Alain est conteur. Québécois, arrivé en France à 30 ans, nous nous sommes rencontrés à La Main O Fut, à l’occasion d’une soirée « Les Mardis qui content ».

Autour d’une bière, il me raconte son arrivée en France, et les problèmes administratifs qui l’ont accompagnée : « Ce que je voulais c’était travailler dans l’éducation. Au Québec, je peux enseigner au primaire, ce qu’on appelle en France être instituteur. Et je me suis rendu compte que je ne pouvais pas travailler. Mon père est un français qui a immigré au Canada, et ma naissance n’avait pas été enregistrée au Consulat de France ». Dans une France qu’il pensait être celle décrite dans les livres et les films de Marcel Pagnol, Alain a dû trouver une solution : courir les routes, découvrir la France, et travailler tant bien que mal, au dépit de la lenteur des administrations. J’ai fait les saisons, j’ai travaillé dans une station de ski, j’ai vendu des bouquins, j’ai travaillé avec des forains, j’ai travaillé sur des chantiers de fouilles… J’ai passé un an et demi comme ça, à aller d’un endroit à un autre.

Et un jour, un jour… Les choses se sont faites.
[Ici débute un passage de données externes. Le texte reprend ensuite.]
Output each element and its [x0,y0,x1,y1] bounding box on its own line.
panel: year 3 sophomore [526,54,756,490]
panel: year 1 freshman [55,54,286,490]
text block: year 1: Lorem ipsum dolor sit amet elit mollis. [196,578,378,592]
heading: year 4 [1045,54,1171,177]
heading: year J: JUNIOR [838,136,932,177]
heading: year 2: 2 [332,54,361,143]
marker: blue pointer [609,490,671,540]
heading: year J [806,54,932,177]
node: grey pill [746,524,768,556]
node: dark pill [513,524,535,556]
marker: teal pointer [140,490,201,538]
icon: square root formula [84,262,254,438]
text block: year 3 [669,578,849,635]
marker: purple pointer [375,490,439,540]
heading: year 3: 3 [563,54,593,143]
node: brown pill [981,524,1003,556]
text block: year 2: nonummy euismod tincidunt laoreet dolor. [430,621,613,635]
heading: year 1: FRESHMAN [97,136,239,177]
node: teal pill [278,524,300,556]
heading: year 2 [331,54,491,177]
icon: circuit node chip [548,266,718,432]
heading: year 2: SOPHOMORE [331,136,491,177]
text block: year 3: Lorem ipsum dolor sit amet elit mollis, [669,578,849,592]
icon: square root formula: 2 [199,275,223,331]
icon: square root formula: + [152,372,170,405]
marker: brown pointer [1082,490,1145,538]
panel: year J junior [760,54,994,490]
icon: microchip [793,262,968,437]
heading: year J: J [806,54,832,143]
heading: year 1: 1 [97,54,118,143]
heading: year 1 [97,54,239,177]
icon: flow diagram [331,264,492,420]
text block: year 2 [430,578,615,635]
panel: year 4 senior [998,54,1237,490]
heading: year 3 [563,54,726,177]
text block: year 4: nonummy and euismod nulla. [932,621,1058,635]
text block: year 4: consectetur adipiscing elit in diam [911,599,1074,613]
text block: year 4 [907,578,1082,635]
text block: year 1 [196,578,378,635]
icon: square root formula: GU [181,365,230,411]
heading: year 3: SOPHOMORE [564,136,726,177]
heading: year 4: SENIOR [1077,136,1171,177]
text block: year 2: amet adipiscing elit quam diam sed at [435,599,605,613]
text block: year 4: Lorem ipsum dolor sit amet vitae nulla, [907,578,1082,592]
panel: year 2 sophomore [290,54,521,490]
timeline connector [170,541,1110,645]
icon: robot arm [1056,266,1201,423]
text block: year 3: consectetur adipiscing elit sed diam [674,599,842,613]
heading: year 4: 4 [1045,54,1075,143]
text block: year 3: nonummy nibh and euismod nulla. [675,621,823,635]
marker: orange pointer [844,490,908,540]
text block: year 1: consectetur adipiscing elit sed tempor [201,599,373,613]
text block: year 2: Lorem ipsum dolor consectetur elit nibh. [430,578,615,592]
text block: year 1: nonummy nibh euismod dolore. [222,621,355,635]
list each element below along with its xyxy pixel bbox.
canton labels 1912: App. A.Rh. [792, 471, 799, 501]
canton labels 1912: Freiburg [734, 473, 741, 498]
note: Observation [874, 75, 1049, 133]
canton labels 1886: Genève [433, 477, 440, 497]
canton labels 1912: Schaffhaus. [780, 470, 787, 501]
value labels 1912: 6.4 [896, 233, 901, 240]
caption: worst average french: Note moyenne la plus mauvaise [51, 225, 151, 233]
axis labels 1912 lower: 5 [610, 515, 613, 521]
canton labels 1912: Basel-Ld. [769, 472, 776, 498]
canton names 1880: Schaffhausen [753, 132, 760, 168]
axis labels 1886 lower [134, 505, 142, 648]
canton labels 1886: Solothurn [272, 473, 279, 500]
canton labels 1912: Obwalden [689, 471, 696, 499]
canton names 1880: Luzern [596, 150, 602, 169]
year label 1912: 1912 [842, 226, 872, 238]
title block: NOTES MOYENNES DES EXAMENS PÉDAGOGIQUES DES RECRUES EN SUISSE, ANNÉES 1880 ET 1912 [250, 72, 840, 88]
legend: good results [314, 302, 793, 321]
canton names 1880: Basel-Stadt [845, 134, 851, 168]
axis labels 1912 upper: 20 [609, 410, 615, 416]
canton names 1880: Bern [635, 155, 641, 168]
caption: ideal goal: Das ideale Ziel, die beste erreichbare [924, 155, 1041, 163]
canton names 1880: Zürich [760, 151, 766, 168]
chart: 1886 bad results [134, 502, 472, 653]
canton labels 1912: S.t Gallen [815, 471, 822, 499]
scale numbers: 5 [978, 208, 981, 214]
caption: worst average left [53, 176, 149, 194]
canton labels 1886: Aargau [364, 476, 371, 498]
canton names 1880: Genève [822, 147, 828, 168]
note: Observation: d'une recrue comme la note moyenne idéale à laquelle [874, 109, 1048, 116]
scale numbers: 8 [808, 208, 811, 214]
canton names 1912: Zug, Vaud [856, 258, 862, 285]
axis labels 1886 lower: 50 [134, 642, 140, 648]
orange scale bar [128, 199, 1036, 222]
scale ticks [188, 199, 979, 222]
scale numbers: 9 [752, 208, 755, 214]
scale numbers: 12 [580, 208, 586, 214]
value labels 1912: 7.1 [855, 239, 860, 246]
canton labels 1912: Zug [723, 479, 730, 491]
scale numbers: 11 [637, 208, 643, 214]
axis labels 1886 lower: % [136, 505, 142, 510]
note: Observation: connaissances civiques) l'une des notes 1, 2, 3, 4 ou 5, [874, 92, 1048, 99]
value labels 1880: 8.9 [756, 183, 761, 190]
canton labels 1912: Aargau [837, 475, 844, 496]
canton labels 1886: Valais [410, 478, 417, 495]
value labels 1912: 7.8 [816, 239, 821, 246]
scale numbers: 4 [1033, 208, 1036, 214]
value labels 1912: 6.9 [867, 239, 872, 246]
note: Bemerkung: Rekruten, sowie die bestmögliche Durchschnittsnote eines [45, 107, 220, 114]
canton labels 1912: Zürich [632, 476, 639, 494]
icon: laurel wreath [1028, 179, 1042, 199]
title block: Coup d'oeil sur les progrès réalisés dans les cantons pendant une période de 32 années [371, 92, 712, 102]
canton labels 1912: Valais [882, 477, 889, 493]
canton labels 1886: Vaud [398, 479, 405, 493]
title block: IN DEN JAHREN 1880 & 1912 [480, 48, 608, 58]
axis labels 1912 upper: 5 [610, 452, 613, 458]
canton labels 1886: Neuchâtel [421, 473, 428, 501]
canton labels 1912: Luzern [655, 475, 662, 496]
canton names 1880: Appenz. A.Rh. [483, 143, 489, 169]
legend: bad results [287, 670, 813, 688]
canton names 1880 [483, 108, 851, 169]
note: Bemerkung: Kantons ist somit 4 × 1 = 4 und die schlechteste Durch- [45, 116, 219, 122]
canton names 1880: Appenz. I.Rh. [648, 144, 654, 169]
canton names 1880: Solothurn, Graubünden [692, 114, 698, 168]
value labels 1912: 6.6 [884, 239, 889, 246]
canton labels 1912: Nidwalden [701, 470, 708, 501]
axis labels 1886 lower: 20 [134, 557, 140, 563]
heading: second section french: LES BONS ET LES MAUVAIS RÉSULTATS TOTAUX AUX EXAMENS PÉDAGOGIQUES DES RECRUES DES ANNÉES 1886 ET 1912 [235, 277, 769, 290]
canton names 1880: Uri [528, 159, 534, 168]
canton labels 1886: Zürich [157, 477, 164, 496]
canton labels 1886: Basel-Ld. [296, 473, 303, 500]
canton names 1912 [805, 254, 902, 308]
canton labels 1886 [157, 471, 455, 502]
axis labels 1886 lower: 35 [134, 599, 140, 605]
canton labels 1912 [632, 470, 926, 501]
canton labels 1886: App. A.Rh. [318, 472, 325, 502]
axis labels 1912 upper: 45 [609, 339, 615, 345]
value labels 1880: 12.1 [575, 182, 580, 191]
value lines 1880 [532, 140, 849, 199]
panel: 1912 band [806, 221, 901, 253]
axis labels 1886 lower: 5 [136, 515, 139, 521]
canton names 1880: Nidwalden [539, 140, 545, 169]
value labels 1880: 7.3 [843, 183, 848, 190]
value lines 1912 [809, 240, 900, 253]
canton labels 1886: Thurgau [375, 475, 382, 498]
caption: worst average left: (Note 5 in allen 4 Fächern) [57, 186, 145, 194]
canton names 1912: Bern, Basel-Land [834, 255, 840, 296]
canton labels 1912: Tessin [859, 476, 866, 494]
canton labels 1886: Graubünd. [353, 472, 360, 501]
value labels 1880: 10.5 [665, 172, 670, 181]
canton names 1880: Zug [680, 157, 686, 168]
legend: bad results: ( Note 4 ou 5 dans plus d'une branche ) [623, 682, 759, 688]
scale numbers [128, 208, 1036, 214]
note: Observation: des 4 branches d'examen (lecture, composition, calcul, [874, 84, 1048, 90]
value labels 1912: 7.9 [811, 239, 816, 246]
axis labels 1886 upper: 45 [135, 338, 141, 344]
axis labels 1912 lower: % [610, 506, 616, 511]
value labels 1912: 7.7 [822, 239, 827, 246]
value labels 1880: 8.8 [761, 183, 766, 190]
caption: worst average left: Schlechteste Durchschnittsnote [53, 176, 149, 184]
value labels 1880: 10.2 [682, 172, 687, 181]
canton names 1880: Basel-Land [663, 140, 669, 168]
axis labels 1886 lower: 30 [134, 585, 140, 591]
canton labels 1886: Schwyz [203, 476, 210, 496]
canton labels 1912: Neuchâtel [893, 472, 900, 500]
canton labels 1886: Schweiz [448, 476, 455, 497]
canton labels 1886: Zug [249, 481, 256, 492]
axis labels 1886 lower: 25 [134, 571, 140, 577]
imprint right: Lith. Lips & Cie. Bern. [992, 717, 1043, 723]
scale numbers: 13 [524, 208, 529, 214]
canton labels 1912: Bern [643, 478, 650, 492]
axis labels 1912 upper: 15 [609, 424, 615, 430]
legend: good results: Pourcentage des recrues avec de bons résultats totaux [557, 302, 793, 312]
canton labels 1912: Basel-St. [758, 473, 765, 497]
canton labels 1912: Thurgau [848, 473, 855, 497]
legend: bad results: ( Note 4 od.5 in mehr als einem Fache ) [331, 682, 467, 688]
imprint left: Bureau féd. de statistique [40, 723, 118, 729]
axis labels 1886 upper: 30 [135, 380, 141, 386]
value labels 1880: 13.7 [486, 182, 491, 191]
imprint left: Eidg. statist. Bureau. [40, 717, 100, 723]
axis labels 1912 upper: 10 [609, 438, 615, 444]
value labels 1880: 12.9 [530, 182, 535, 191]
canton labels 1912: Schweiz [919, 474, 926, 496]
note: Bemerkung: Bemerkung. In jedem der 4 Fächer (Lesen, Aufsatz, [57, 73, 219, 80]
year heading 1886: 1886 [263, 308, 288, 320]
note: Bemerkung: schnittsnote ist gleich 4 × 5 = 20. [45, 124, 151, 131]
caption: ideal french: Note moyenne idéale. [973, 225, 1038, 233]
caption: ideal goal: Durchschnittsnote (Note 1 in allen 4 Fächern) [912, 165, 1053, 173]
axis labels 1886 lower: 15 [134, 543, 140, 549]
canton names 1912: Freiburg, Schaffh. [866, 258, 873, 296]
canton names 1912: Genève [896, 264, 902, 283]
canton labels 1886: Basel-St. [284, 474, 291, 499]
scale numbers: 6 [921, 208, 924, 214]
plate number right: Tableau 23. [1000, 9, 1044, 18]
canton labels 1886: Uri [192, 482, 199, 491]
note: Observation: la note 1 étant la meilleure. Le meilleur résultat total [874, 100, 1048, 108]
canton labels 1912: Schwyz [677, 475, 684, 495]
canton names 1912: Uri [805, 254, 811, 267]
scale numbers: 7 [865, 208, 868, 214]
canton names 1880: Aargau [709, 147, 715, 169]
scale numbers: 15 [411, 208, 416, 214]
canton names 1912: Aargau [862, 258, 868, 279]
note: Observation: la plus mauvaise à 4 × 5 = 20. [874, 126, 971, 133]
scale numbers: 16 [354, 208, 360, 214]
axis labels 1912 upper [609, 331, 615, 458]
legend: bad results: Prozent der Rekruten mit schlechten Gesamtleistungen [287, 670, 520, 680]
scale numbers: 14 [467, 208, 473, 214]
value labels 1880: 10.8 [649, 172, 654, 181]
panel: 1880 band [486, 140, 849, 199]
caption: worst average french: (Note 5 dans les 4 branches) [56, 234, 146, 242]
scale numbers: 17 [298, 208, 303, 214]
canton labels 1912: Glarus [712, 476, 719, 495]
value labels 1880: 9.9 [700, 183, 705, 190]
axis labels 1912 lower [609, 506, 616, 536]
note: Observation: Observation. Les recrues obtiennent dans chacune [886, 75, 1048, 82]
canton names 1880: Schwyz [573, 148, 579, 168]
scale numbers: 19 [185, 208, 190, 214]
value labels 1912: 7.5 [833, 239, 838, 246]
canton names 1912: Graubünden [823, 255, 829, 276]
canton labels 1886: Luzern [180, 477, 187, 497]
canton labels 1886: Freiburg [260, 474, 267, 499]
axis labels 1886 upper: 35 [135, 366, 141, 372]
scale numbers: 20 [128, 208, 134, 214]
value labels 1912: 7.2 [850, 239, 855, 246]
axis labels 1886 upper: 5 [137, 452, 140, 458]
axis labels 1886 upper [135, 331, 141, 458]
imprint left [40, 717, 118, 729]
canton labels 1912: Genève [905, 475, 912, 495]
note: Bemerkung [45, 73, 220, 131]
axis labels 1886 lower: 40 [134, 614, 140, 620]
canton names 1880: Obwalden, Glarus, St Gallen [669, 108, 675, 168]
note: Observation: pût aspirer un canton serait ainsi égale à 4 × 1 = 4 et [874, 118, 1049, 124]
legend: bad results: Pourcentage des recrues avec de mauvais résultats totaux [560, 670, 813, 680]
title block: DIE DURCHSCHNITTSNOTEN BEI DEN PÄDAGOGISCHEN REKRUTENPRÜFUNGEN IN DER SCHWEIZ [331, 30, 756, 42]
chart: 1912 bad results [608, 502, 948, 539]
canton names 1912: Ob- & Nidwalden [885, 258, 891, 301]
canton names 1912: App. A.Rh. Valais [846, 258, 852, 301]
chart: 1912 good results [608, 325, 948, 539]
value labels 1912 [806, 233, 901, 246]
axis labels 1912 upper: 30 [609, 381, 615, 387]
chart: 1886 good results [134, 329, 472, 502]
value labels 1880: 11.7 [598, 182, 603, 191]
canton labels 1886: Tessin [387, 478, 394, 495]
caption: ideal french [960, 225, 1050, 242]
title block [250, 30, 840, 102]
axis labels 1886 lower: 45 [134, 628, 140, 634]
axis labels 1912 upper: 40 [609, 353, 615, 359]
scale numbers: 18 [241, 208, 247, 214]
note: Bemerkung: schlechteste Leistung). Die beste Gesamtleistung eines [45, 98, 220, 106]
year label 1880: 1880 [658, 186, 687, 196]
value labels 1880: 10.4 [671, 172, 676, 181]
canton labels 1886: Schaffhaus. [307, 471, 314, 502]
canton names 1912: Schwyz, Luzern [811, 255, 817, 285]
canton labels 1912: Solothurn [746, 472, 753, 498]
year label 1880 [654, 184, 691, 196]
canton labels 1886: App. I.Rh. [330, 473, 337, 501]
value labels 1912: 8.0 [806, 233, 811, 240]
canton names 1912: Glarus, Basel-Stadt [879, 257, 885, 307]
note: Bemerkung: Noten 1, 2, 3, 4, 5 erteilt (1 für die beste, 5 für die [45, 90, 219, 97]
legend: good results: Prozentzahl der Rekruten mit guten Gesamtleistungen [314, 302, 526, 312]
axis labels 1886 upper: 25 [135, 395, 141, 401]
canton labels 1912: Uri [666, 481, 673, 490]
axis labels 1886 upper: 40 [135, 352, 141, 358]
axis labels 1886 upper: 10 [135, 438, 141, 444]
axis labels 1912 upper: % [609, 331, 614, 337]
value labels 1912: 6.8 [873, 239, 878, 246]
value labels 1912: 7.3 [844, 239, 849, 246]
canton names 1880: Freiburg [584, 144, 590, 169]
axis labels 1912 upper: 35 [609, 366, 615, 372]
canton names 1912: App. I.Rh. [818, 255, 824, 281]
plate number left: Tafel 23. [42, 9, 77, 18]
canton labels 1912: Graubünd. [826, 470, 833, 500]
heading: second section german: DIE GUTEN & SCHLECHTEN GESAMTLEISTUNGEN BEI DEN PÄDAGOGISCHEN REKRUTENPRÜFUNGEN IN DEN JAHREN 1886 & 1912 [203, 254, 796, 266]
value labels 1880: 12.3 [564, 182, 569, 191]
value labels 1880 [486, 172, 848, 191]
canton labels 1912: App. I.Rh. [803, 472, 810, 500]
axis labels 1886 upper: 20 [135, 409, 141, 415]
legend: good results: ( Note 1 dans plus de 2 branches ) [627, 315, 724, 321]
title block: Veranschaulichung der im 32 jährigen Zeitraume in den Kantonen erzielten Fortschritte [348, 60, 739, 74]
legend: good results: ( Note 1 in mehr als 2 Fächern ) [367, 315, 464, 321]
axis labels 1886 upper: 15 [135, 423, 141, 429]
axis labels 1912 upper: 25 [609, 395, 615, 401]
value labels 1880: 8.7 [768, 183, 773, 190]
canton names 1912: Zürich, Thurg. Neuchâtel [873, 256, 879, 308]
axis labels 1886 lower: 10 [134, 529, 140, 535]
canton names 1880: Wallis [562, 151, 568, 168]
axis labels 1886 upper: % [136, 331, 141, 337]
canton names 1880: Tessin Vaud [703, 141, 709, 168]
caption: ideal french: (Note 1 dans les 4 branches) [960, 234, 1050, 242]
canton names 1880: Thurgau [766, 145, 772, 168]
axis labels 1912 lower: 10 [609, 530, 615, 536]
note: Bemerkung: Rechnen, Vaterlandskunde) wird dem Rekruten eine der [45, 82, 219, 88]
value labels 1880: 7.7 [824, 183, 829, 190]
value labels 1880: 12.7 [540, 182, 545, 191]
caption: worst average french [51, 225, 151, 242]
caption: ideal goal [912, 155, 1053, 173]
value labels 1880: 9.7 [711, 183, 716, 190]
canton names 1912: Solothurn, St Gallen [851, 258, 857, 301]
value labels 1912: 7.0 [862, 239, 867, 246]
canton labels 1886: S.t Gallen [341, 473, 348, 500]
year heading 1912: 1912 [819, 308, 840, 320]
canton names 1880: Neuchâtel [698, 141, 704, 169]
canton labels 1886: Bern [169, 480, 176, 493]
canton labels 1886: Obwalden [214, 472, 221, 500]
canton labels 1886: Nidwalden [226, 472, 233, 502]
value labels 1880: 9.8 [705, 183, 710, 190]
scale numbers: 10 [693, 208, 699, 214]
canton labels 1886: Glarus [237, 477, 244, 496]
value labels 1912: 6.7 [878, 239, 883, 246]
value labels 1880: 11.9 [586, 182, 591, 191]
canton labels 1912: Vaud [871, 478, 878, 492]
Alain a obtenu son certificat de nationalité, et quelques jours plus tard, sa convocation pour le Service National. Après les classes, il a été affecté dans un Centre de délinquants mineurs et jeunes majeurs, en tant qu’éducateur, et s’est retrouvé à conduire ses jeunes tantôt chez le médecin, tantôt à la bibliothèque du Puy en Velay… C’est l’armée qui lui a permis de valider en France son permis de conduire obtenu au Québec. Je ris en entendant cette histoire : « A l’armée, je leur ai expliqué que mon permis ne pouvait pas être reconnu en France, que j’avais déjà essayé. Alors le colonel m’a fait une lettre, et je suis parti avec l’adjudant de gendarmerie. Quand on est ressortis de la préfecture du Puy en Velay, j’avais mon permis de conduire temporaire. Une semaine après je recevais mon permis de conduire définitif. » Efficace !

« C’est peut-être le premier contact que j’ai eu avec la Haute-Loire, et avec le Puy. C’était en 1996. Et je me souviens que l’on venait chercher des livres et des bandes dessinées pour les jeunes à la bibliothèque du Puy », me précise-t-il.

Les livres… C’est quelque chose qui l’a suivi toute sa vie. Pendant ses études à Trois-Rivières, Alain était aussi libraire. Pour promouvoir la lecture de la BD, il monte à l’époque un spectacle, qu’il reprendra plus tard partout en France. Passionné par la culture traditionnelle de la Mauricie, sa région natale, Alain se souvient des cours dispensés par l’ethnographe Clément Legaré, durant ses études à Trois-Rivières… « . À l’époque, j’avais des amis qui étaient clowns, qui allaient faire des spectacles, et je m’étais mis à raconter des histoires moi aussi ».

Aujourd’hui, Alain continue de partager ces contes lors de ses spectacles et à la radio. Des contes qui résonnent désormais Outre-Atlantique.